This exercise illustrates the use of internal rate of return (IRR) method to evaluate an investment with even cash flow.
Fast Carriage Company is considering to purchase a large truck. The expected useful life of the truck is 14 years. The cost and net cash inflow associated with the new truck is as follows:
- Cost of new truck: $273,400
- Expected annual net cash inflow: $50,000
Required: Compute internal rate of return of the truck.

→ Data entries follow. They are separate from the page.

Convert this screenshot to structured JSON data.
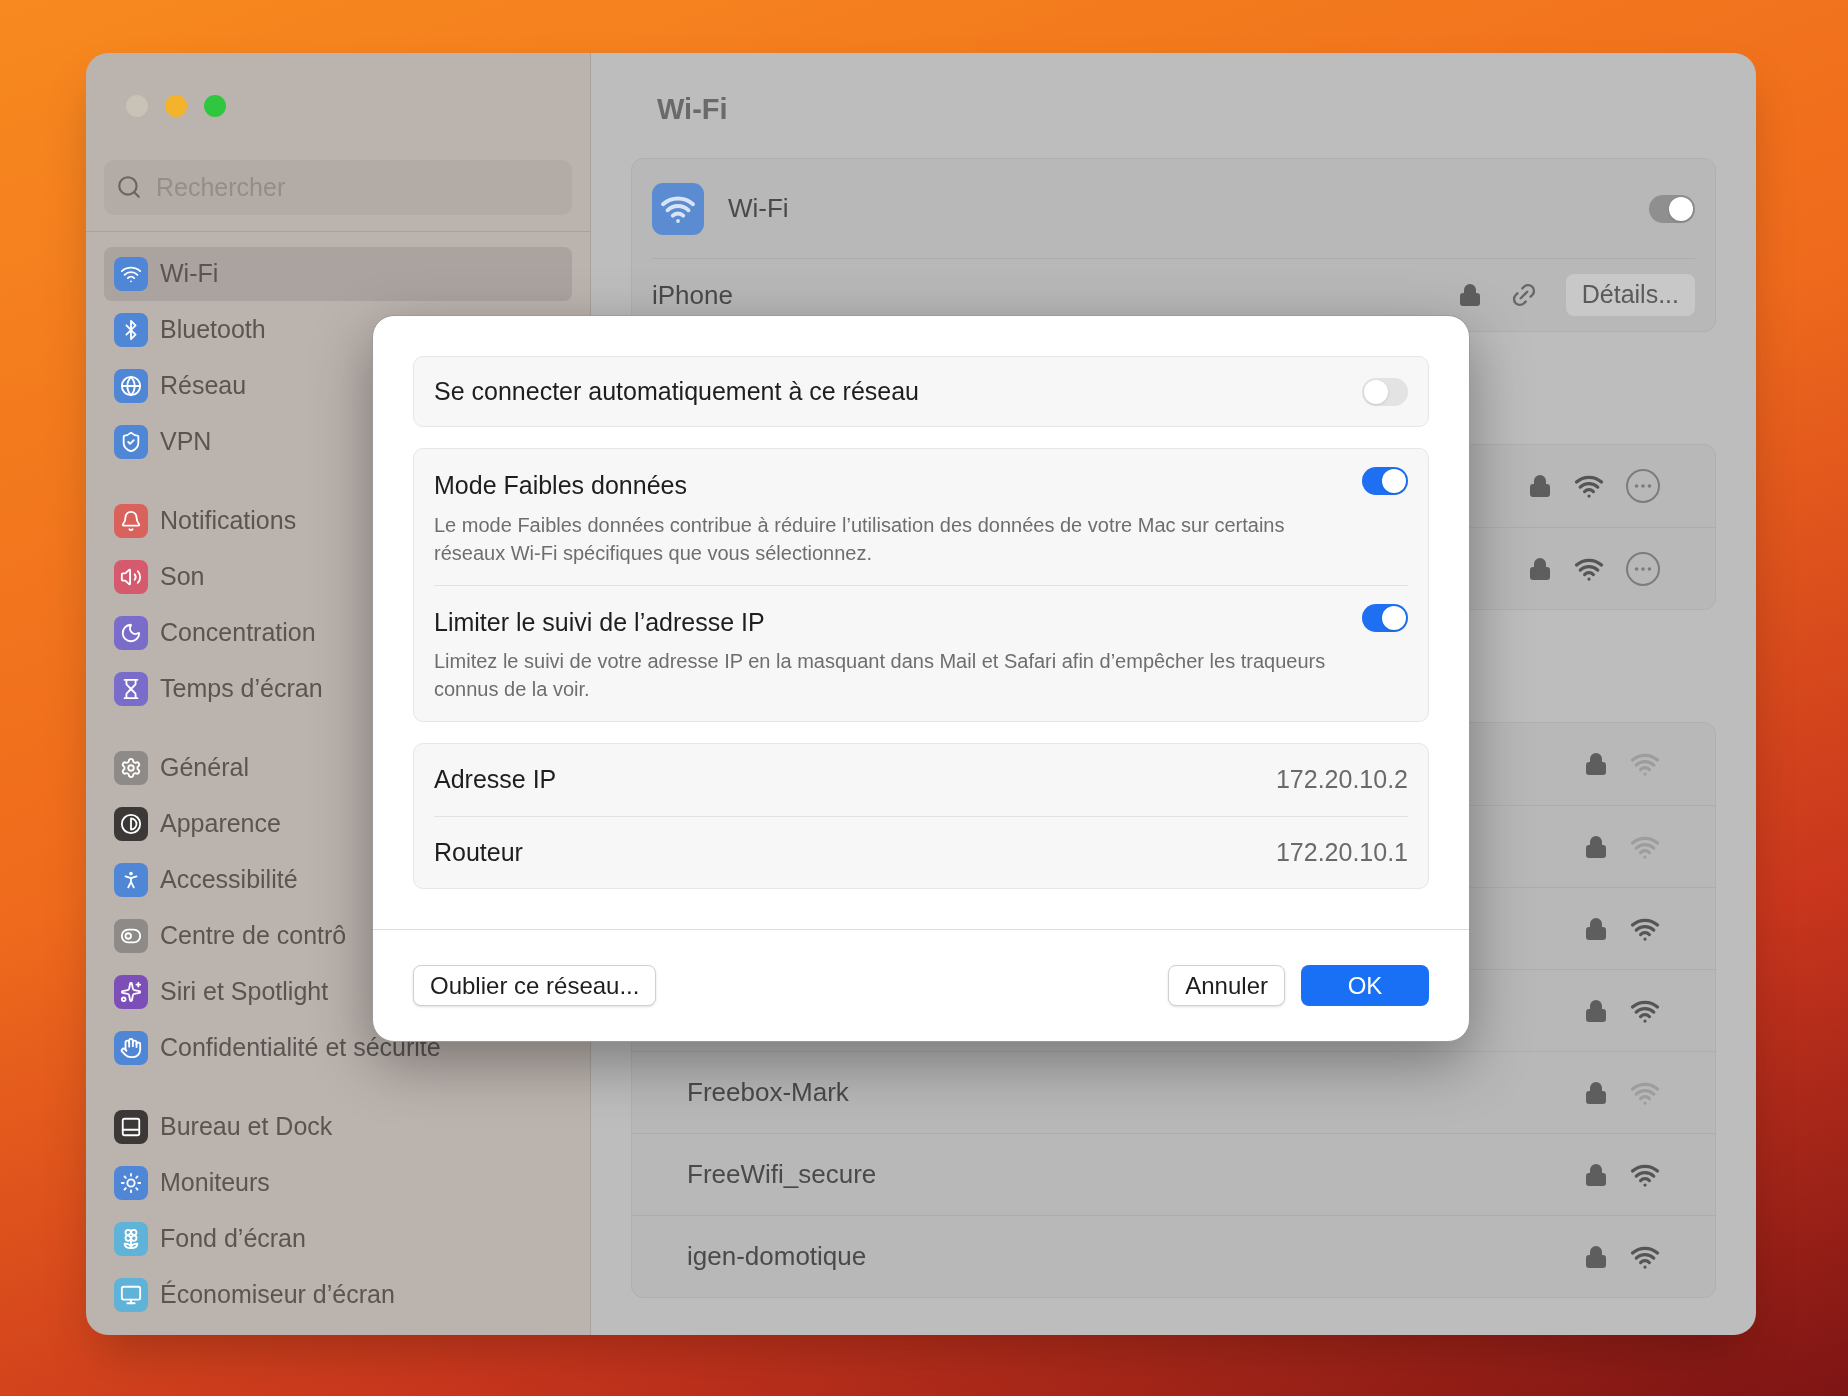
{
  "window": {
    "controls": [
      {
        "kind": "close"
      },
      {
        "kind": "minimize"
      },
      {
        "kind": "zoom"
      }
    ]
  },
  "sidebar": {
    "search": {
      "placeholder": "Rechercher"
    },
    "groups": [
      {
        "items": [
          {
            "label": "Wi-Fi",
            "selected": true
          },
          {
            "label": "Bluetooth",
            "selected": false
          },
          {
            "label": "Réseau",
            "selected": false
          },
          {
            "label": "VPN",
            "selected": false
          }
        ]
      },
      {
        "items": [
          {
            "label": "Notifications",
            "selected": false
          },
          {
            "label": "Son",
            "selected": false
          },
          {
            "label": "Concentration",
            "selected": false
          },
          {
            "label": "Temps d’écran",
            "selected": false
          }
        ]
      },
      {
        "items": [
          {
            "label": "Général",
            "selected": false
          },
          {
            "label": "Apparence",
            "selected": false
          },
          {
            "label": "Accessibilité",
            "selected": false
          },
          {
            "label": "Centre de contrô",
            "selected": false
          },
          {
            "label": "Siri et Spotlight",
            "selected": false
          },
          {
            "label": "Confidentialité et sécurité",
            "selected": false
          }
        ]
      },
      {
        "items": [
          {
            "label": "Bureau et Dock",
            "selected": false
          },
          {
            "label": "Moniteurs",
            "selected": false
          },
          {
            "label": "Fond d’écran",
            "selected": false
          },
          {
            "label": "Économiseur d’écran",
            "selected": false
          }
        ]
      }
    ]
  },
  "content": {
    "title": "Wi-Fi",
    "wifi_card": {
      "label": "Wi-Fi",
      "on": true,
      "current": {
        "name": "iPhone",
        "button": "Détails..."
      }
    },
    "known_networks": [
      {
        "weak": false
      },
      {
        "weak": false
      }
    ],
    "other_networks": [
      {
        "weak": true
      },
      {
        "weak": true
      },
      {
        "weak": false
      },
      {
        "weak": false
      },
      {
        "name": "Freebox-Mark",
        "weak": true
      },
      {
        "name": "FreeWifi_secure",
        "weak": false
      },
      {
        "name": "igen-domotique",
        "weak": false
      }
    ]
  },
  "dialog": {
    "auto_connect": {
      "label": "Se connecter automatiquement à ce réseau",
      "on": false
    },
    "options": [
      {
        "title": "Mode Faibles données",
        "description": "Le mode Faibles données contribue à réduire l’utilisation des données de votre Mac sur certains réseaux Wi-Fi spécifiques que vous sélectionnez.",
        "on": true
      },
      {
        "title": "Limiter le suivi de l’adresse IP",
        "description": "Limitez le suivi de votre adresse IP en la masquant dans Mail et Safari afin d’empêcher les traqueurs connus de la voir.",
        "on": true
      }
    ],
    "info": [
      {
        "label": "Adresse IP",
        "value": "172.20.10.2"
      },
      {
        "label": "Routeur",
        "value": "172.20.10.1"
      }
    ],
    "buttons": {
      "forget": "Oublier ce réseau...",
      "cancel": "Annuler",
      "ok": "OK"
    }
  }
}
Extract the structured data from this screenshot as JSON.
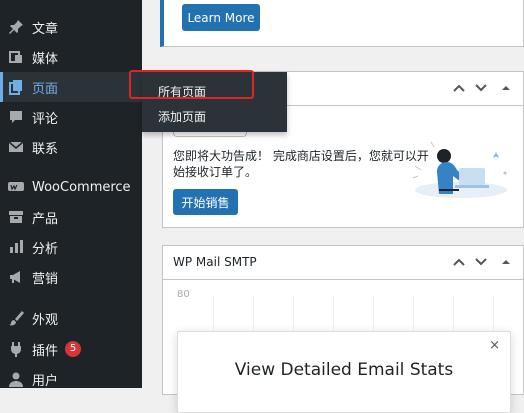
{
  "sidebar": {
    "items": [
      {
        "label": "文章",
        "icon": "pin-icon"
      },
      {
        "label": "媒体",
        "icon": "media-icon"
      },
      {
        "label": "页面",
        "icon": "page-icon"
      },
      {
        "label": "评论",
        "icon": "comment-icon"
      },
      {
        "label": "联系",
        "icon": "mail-icon"
      },
      {
        "label": "WooCommerce",
        "icon": "woo-icon"
      },
      {
        "label": "产品",
        "icon": "archive-icon"
      },
      {
        "label": "分析",
        "icon": "bar-chart-icon"
      },
      {
        "label": "营销",
        "icon": "megaphone-icon"
      },
      {
        "label": "外观",
        "icon": "brush-icon"
      },
      {
        "label": "插件",
        "icon": "plugin-icon",
        "badge": "5"
      },
      {
        "label": "用户",
        "icon": "user-icon"
      }
    ],
    "active_index": 2
  },
  "flyout": {
    "items": [
      "所有页面",
      "添加页面"
    ]
  },
  "top_panel": {
    "button_label": "Learn More"
  },
  "store_panel": {
    "text": "您即将大功告成！ 完成商店设置后，您就可以开始接收订单了。",
    "button_label": "开始销售"
  },
  "smtp_panel": {
    "title": "WP Mail SMTP",
    "axis_tick": "80"
  },
  "modal": {
    "title": "View Detailed Email Stats",
    "close": "×"
  },
  "colors": {
    "sidebar_bg": "#1d2327",
    "accent": "#2271b1",
    "active_text": "#72aee6",
    "badge": "#d63638",
    "highlight": "#e02424"
  }
}
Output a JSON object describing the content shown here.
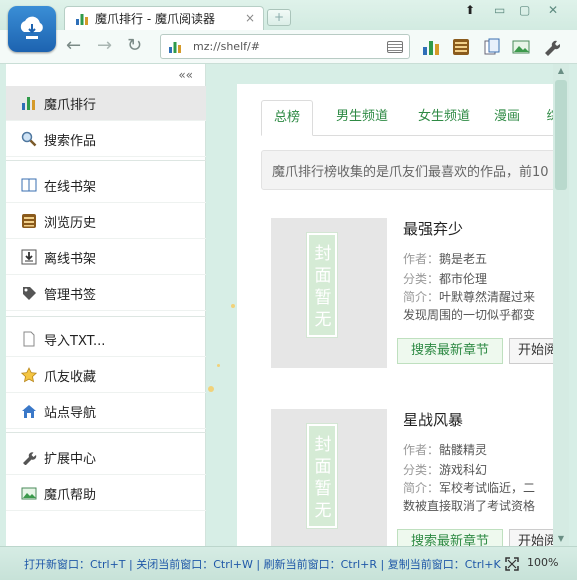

Is the investment in truck desirable if management wants a 15% return on all such investments?
Step 1 – Computation of internal rate of return factor:
The first step is to compute the internal rate of return factor by dividing investment required to purchase truck by net annual cash inflows.
Internal rate of return factor = Investment required/Net annual cash inflow
Step 2 – Finding the internal rate of return promised by truck:
We would search for IRR factor (5.468) computed in step 1 in “present value of an annuity of $1 in arrears table“. In 14-period line, we can see that 5.468 factor represents a 16% rate of return. The internal rate of return of the truck is, therefore, 16%.
Step 3 – Comparing truck’s rate of return and management’s desired rate of return:
As the internal rate of return of the truck (16%) found in step 2 is greater than the management’s desired rate of return (15%), the investment in new truck is desirable.